İLKSAN’ı tüm üyelerin hak sahibi olduğu bir kurum olarak göremeyen ideolojik saplantısı nedeniyle kendi sendikasının çiftliği sananlar, işi tamamen sendikal rekabete dökerek işin içinden sıyrılmak istiyorlar. İLKSAN’ın üyeleri sendikalar değildir, eğitim çalışanlarıdır. Bu nedenle seçimlerde yönetime talip olacak olanlar -ister sendika üyesi olsun isterse hiçbir sendikaya üye olmasın- inisiyatif alacak olan eğitimcilerdir. Bu seçime ideolojik bir hüviyet kazandırmaya çalışanlar kendi sahip olmadıkları ehliyet ve liyakat kıstasını gözden kaçırmak isteyenlerdir. Burada biz üyelere düşen, geçmişin başarısızlığını dikkate alarak Sandığa yeni bir vizyon kazandıracak eğitimcilere bir şans vermektir. Bu kamplaştırma kurnazlığı/hastalığı yıllardır birilerinin işini kolaylaştırmış, İLKSAN üyelerine ise hep kaybettirmiştir.

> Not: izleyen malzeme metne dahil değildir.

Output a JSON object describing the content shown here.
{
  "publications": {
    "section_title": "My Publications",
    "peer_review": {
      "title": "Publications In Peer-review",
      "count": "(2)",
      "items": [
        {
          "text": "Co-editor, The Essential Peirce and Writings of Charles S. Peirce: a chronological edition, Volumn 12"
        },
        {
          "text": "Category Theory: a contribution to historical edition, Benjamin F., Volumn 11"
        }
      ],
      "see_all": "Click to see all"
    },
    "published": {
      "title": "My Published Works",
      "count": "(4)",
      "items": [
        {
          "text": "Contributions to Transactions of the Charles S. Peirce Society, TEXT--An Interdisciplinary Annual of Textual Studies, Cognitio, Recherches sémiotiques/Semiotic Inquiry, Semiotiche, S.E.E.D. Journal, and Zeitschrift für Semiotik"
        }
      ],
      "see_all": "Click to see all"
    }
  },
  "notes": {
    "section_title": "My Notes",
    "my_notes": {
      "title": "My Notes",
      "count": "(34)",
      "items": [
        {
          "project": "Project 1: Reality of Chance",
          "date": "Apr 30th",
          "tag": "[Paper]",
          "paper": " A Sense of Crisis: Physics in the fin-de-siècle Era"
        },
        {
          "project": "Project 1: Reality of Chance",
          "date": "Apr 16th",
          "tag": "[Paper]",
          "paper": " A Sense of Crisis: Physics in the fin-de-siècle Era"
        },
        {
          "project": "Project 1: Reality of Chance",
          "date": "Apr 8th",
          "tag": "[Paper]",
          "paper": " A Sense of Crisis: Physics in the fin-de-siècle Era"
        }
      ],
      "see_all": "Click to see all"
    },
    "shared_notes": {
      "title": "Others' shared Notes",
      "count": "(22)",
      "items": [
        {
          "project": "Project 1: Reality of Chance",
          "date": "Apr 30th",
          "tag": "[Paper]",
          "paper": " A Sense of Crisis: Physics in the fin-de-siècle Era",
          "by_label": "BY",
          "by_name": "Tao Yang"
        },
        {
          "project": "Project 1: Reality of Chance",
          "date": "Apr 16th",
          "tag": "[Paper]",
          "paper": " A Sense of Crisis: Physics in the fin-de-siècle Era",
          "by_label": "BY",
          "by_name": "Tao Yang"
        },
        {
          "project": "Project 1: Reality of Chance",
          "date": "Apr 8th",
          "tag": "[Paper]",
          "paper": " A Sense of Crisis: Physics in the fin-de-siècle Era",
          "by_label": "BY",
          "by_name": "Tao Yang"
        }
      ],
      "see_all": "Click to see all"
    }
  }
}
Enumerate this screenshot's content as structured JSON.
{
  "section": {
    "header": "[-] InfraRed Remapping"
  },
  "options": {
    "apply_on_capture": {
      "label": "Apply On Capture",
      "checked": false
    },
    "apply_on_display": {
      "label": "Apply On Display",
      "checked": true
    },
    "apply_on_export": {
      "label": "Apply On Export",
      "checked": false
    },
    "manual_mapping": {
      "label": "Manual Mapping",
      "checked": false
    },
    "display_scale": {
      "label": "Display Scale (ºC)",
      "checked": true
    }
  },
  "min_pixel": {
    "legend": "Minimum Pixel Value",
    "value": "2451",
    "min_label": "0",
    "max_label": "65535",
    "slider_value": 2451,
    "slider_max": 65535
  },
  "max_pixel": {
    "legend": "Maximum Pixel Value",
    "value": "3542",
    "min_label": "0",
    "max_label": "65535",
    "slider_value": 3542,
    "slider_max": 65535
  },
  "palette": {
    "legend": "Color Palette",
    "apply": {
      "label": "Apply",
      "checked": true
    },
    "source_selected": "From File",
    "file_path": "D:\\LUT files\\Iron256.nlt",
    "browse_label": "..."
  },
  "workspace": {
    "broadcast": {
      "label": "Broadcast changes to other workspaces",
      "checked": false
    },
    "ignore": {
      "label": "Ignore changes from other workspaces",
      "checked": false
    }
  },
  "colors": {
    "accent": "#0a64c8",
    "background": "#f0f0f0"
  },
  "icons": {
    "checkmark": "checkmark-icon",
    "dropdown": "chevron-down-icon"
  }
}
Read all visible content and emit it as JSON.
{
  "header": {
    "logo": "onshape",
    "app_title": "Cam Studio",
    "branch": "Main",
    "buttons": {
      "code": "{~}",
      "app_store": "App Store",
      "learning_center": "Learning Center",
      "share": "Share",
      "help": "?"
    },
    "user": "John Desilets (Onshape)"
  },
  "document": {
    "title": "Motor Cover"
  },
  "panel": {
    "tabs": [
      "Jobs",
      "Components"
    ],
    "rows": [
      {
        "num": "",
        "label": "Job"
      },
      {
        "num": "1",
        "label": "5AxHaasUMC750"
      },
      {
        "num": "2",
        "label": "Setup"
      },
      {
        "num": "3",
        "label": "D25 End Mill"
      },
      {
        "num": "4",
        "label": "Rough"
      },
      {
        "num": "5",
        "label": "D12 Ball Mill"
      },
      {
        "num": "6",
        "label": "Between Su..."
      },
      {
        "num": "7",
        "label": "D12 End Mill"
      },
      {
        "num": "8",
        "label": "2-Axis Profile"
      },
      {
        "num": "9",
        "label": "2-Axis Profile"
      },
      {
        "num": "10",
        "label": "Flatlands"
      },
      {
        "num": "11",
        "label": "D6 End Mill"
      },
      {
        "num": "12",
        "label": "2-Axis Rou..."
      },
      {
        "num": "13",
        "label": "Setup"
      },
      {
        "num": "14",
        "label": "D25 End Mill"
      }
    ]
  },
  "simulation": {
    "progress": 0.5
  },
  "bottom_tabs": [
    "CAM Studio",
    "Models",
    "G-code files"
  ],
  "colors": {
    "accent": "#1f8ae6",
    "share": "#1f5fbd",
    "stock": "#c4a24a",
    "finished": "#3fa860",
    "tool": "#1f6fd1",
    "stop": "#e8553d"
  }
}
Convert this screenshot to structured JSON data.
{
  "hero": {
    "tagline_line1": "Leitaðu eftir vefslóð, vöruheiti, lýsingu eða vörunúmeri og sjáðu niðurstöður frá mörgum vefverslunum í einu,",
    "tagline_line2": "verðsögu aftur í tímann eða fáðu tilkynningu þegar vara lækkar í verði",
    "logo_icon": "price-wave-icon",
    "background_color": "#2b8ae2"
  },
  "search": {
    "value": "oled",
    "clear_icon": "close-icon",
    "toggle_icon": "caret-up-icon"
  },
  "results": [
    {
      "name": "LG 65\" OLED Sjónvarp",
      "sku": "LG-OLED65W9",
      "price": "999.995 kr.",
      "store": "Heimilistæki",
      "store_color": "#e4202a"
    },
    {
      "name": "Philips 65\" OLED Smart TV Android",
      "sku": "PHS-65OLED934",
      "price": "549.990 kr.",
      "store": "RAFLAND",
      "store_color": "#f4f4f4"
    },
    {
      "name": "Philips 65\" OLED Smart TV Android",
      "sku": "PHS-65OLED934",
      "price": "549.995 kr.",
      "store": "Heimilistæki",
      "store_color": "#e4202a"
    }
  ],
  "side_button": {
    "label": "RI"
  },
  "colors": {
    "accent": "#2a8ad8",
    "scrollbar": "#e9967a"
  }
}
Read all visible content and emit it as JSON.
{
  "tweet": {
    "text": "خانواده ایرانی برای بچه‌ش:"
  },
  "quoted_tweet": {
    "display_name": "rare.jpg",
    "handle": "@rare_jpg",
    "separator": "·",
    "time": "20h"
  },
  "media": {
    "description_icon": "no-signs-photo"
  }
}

Bu bağlamda, diğer bir konu da birilerinin iddia ettiği gibi, bu seçim İLKSAN için kapatma değil yaşatma seçimidir. Mahkeme kararları, İLKSAN’ın kanun ile kurulduğunu ancak kanunla kapatılacağını ortaya koymuştur. Devlet iradesi olmadığı sürece bir kapatma söz konusu bile olamaz. Bu gerçek artık bize şunu söylüyor: “Borç kamburundan dolayı kapatılamıyorsa, kamburlarından kurtarmak için yaşatılması ve iyi yönetilmesi gerekiyor.” O zaman biz üyelere düşen, yalancıların baktığı fallara inanmanın değil, ileriye doğru bakıp güzel rüyalar görmenin, ideal ve iddia sahibi olmanın vaktidir.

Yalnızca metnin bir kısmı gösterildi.